Bu süre içerisinde gerçekten epeyce kritik bir kararın verilmesi gerekiyor. Çünkü her ne kadar Erdoğan ‘partili bir cumhurbaşkanı’ olacaksa da AKP gibi şemsiye özelliği taşıyan bir partiyi hemen bir yıl içinde seçimlere hazırlamak kolay iş değil. Hele iktidarın 2015 genel seçimlerinde de yüzde ellinin üzerine çıkmayı ve anayasayı değiştirecek meclis çoğunluğunu sağlamayı hedeflediği düşünülürse… Bir çözüm yolu başbakan ile parti başkanının ayrılmasıydı. Böylece başbakan hükümeti yönetir ve toplum nezdinde AKP misyonunun taşıyıcılığını yüklenirken, parti başkanı da teşkilatı seçime hazırlayabilir, parti içindeki dengeleri kollayabilirdi. Ancak bu durumda cumhurbaşkanı ile birlikte üçlü bir yönetim söz konusu olacaktı ve Erdoğan’ın bunu hem pratik yönetim sorunları, hem de ileriye dönük parti içi istikrar açısından uygun bulmadı.
Sorun böyle bir görevi devralacak kişiden beklenen dört işlevin aynı anda tek bir insanda bulunmasının zorluğu… Bu işlevlerden birincisi şu ana kadar Erdoğan’ın sürdürdüğü değişim ve reform misyonunun aynen yeni başbakan tarafından da yüklenilmesi. İkincisi, değişim süreci ve AKP iktidarına karşı var olan ve oluşabilecek tehlike ve tehditler karşısında sağlam durulması. Üçüncüsü partinin bütünlük içinde tutularak gelecek seçimlerde yüksek bir oy oranını garanti edecek kuşatıcılığın sürdürülmesi. Nihayet dördüncüsü dünya kamuoyunda olumlu bir izlenim yaratılarak ülkenin ‘huzurlu’ bir döneme girdiği algısının üretilmesi.
Yukarıdaki dört işlev söz konusu arayışın ve kararsızlığın sürmesine neden oluyor.

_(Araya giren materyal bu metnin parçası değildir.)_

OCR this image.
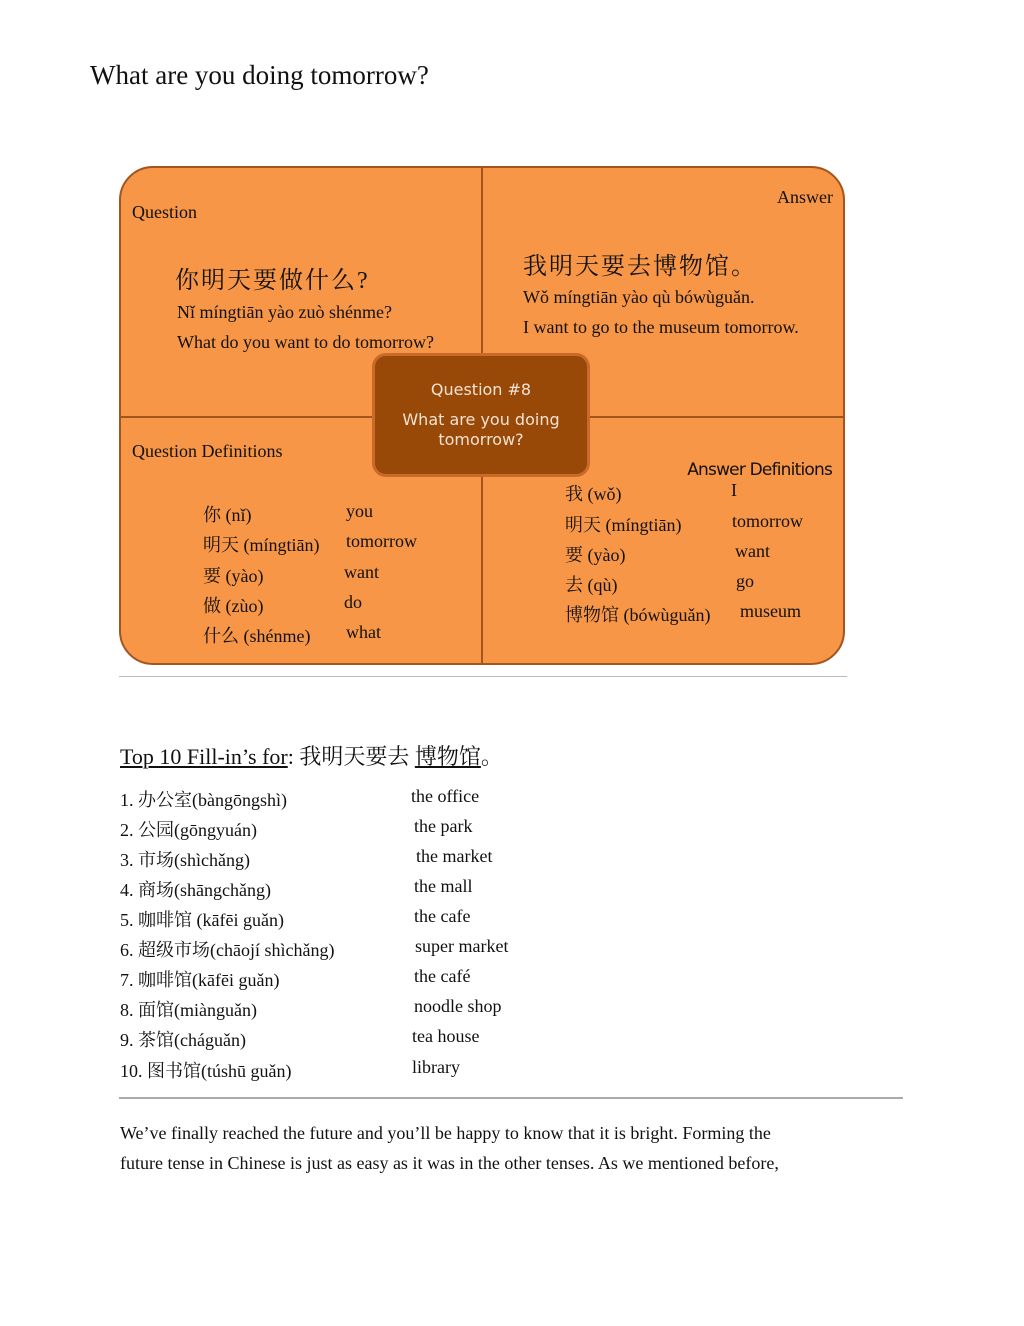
What are you doing tomorrow?
Question
你明天要做什么?
Nǐ míngtiān yào zuò shénme?
What do you want to do tomorrow?
Answer
我明天要去博物馆。
Wǒ míngtiān yào qù bówùguǎn.
I want to go to the museum tomorrow.
Question Definitions
你 (nǐ)	you
明天 (míngtiān) tomorrow
要 (yào)	want
做 (zùo)	do
什么 (shénme) what
Answer Definitions
我 (wǒ)	I
明天 (míngtiān)	tomorrow
要 (yào)	want
去 (qù)	go
博物馆 (bówùguǎn) museum
Question #8
What are you doing
tomorrow?
Top 10 Fill-in’s for: 我明天要去 博物馆。
1. 办公室(bàngōngshì)	the office
2. 公园(gōngyuán)	the park
3. 市场(shìchǎng)	the market
4. 商场(shāngchǎng)	the mall
5. 咖啡馆 (kāfēi guǎn)	the cafe
6. 超级市场(chāojí shìchǎng)	super market
7. 咖啡馆(kāfēi guǎn)	the café
8. 面馆(miànguǎn)	noodle shop
9. 茶馆(cháguǎn)	tea house
10. 图书馆(túshū guǎn)	library

We’ve finally reached the future and you’ll be happy to know that it is bright. Forming the

future tense in Chinese is just as easy as it was in the other tenses. As we mentioned before,
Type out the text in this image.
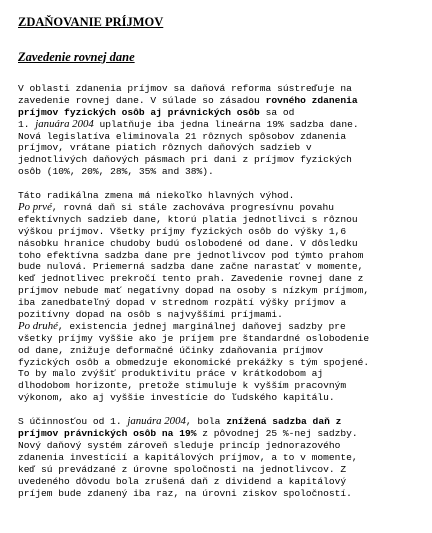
ZDAŇOVANIE PRÍJMOV
Zavedenie rovnej dane

V oblasti zdanenia príjmov sa daňová reforma sústreďuje na
zavedenie rovnej dane. V súlade so zásadou rovného zdanenia
príjmov fyzických osôb aj právnických osôb sa od
1. januára 2004 uplatňuje iba jedna lineárna 19% sadzba dane.
Nová legislatíva eliminovala 21 rôznych spôsobov zdanenia
príjmov, vrátane piatich rôznych daňových sadzieb v
jednotlivých daňových pásmach pri dani z príjmov fyzických
osôb (10%, 20%, 28%, 35% and 38%).

Táto radikálna zmena má niekoľko hlavných výhod.
Po prvé, rovná daň si stále zachováva progresívnu povahu
efektívnych sadzieb dane, ktorú platia jednotlivci s rôznou
výškou príjmov. Všetky príjmy fyzických osôb do výšky 1,6
násobku hranice chudoby budú oslobodené od dane. V dôsledku
toho efektívna sadzba dane pre jednotlivcov pod týmto prahom
bude nulová. Priemerná sadzba dane začne narastať v momente,
keď jednotlivec prekročí tento prah. Zavedenie rovnej dane z
príjmov nebude mať negatívny dopad na osoby s nízkym príjmom,
iba zanedbateľný dopad v strednom rozpätí výšky príjmov a
pozitívny dopad na osôb s najvyššími príjmami.
Po druhé, existencia jednej marginálnej daňovej sadzby pre
všetky príjmy vyššie ako je príjem pre štandardné oslobodenie
od dane, znižuje deformačné účinky zdaňovania príjmov
fyzických osôb a obmedzuje ekonomické prekážky s tým spojené.
To by malo zvýšiť produktivitu práce v krátkodobom aj
dlhodobom horizonte, pretože stimuluje k vyšším pracovným
výkonom, ako aj vyššie investície do ľudského kapitálu.

S účinnosťou od 1. januára 2004, bola znížená sadzba daň z
príjmov právnických osôb na 19% z pôvodnej 25 %-nej sadzby.
Nový daňový systém zároveň sleduje princíp jednorazového
zdanenia investícií a kapitálových príjmov, a to v momente,
keď sú prevádzané z úrovne spoločnosti na jednotlivcov. Z
uvedeného dôvodu bola zrušená daň z dividend a kapitálový
príjem bude zdanený iba raz, na úrovni ziskov spoločností.
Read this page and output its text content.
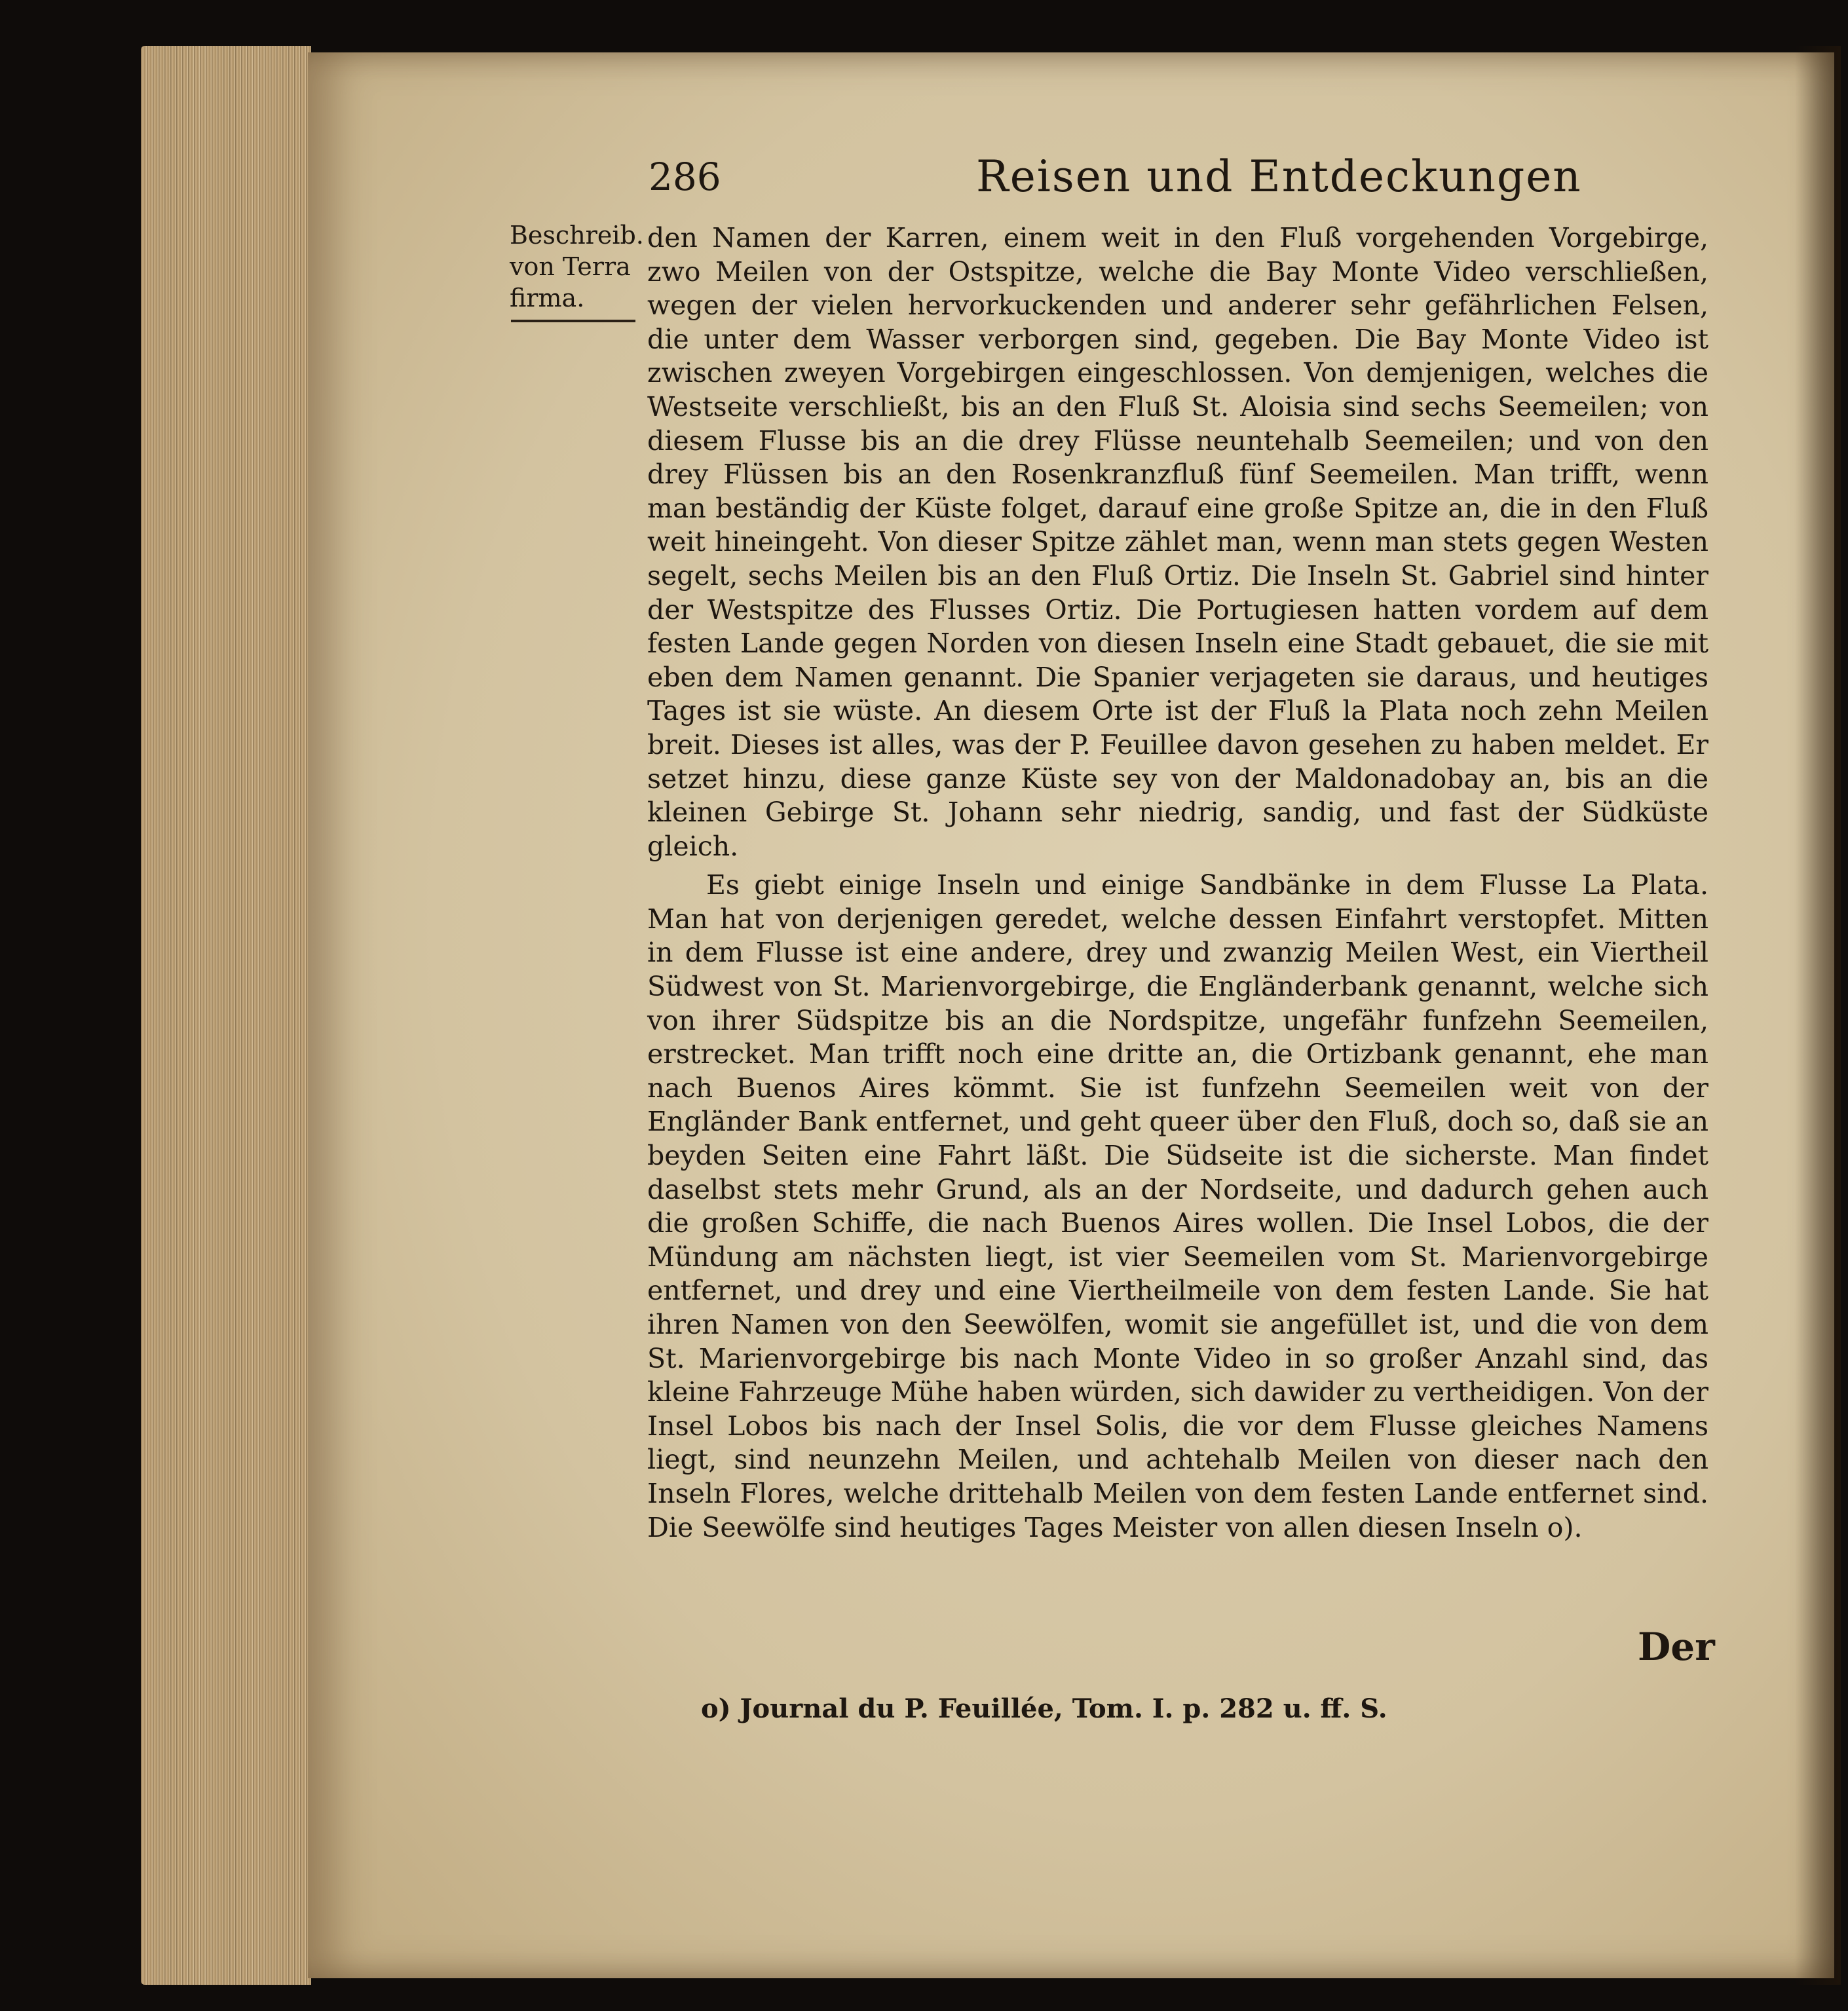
286	Reisen und Entdeckungen
Beschreib. von Terra firma.

den Namen der Karren, einem weit in den Fluß vorgehenden Vorgebirge, zwo Meilen von der Ostspitze, welche die Bay Monte Video verschließen, wegen der vielen hervorkuckenden und anderer sehr gefährlichen Felsen, die unter dem Wasser verborgen sind, gegeben. Die Bay Monte Video ist zwischen zweyen Vorgebirgen eingeschlossen. Von demjenigen, welches die Westseite verschließt, bis an den Fluß St. Aloisia sind sechs Seemeilen; von diesem Flusse bis an die drey Flüsse neuntehalb Seemeilen; und von den drey Flüssen bis an den Rosenkranzfluß fünf Seemeilen. Man trifft, wenn man beständig der Küste folget, darauf eine große Spitze an, die in den Fluß weit hineingeht. Von dieser Spitze zählet man, wenn man stets gegen Westen segelt, sechs Meilen bis an den Fluß Ortiz. Die Inseln St. Gabriel sind hinter der Westspitze des Flusses Ortiz. Die Portugiesen hatten vordem auf dem festen Lande gegen Norden von diesen Inseln eine Stadt gebauet, die sie mit eben dem Namen genannt. Die Spanier verjageten sie daraus, und heutiges Tages ist sie wüste. An diesem Orte ist der Fluß la Plata noch zehn Meilen breit. Dieses ist alles, was der P. Feuillee davon gesehen zu haben meldet. Er setzet hinzu, diese ganze Küste sey von der Maldonadobay an, bis an die kleinen Gebirge St. Johann sehr niedrig, sandig, und fast der Südküste gleich.

Es giebt einige Inseln und einige Sandbänke in dem Flusse La Plata. Man hat von derjenigen geredet, welche dessen Einfahrt verstopfet. Mitten in dem Flusse ist eine andere, drey und zwanzig Meilen West, ein Viertheil Südwest von St. Marienvorgebirge, die Engländerbank genannt, welche sich von ihrer Südspitze bis an die Nordspitze, ungefähr funfzehn Seemeilen, erstrecket. Man trifft noch eine dritte an, die Ortizbank genannt, ehe man nach Buenos Aires kömmt. Sie ist funfzehn Seemeilen weit von der Engländer Bank entfernet, und geht queer über den Fluß, doch so, daß sie an beyden Seiten eine Fahrt läßt. Die Südseite ist die sicherste. Man findet daselbst stets mehr Grund, als an der Nordseite, und dadurch gehen auch die großen Schiffe, die nach Buenos Aires wollen. Die Insel Lobos, die der Mündung am nächsten liegt, ist vier Seemeilen vom St. Marienvorgebirge entfernet, und drey und eine Viertheilmeile von dem festen Lande. Sie hat ihren Namen von den Seewölfen, womit sie angefüllet ist, und die von dem St. Marienvorgebirge bis nach Monte Video in so großer Anzahl sind, das kleine Fahrzeuge Mühe haben würden, sich dawider zu vertheidigen. Von der Insel Lobos bis nach der Insel Solis, die vor dem Flusse gleiches Namens liegt, sind neunzehn Meilen, und achtehalb Meilen von dieser nach den Inseln Flores, welche drittehalb Meilen von dem festen Lande entfernet sind. Die Seewölfe sind heutiges Tages Meister von allen diesen Inseln o).

Der
o) Journal du P. Feuillée, Tom. I. p. 282 u. ff. S.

Mesele ilk iki kritere göre seçilecek kişilerin genelde diğer iki kriteri yeterince gerçekleştireceğinden emin olunmaması, aynı şekilde son iki kritere göre seçilecek kişilerin de ilk iki kriterde aksayacağının düşünülmesidir. Kulislerde çokça adları geçen Davutoğlu ve Gül’ün bu anlamda sembolik olarak bu iki tipolojiyi temsil ettiklerini kayda geçirmek gerek. Çünkü tercih öncelikle kişiler arasında değil, başbakanın ‘yapısına’ ilişkin olacak. Sürenin uzaması ve kararın ertelenmesi, bütün işlevleri istenen başarıyla yüklenebilecek birinin tespit edilemeyeceği varsayımını gerçekçi kılıyor. Bu durumda kararın Erdoğan tarafından verilmesi doğal bir sonuç ve Erdoğan çok muhtemelen ilk iki işlevle diğer iki işlev arasında mukayese yaparken şu soruları soracak: Bunlardan hangisi daha hayati? Bunlardan hangisindeki zaaf benim müdahalemle düzeltilebilir?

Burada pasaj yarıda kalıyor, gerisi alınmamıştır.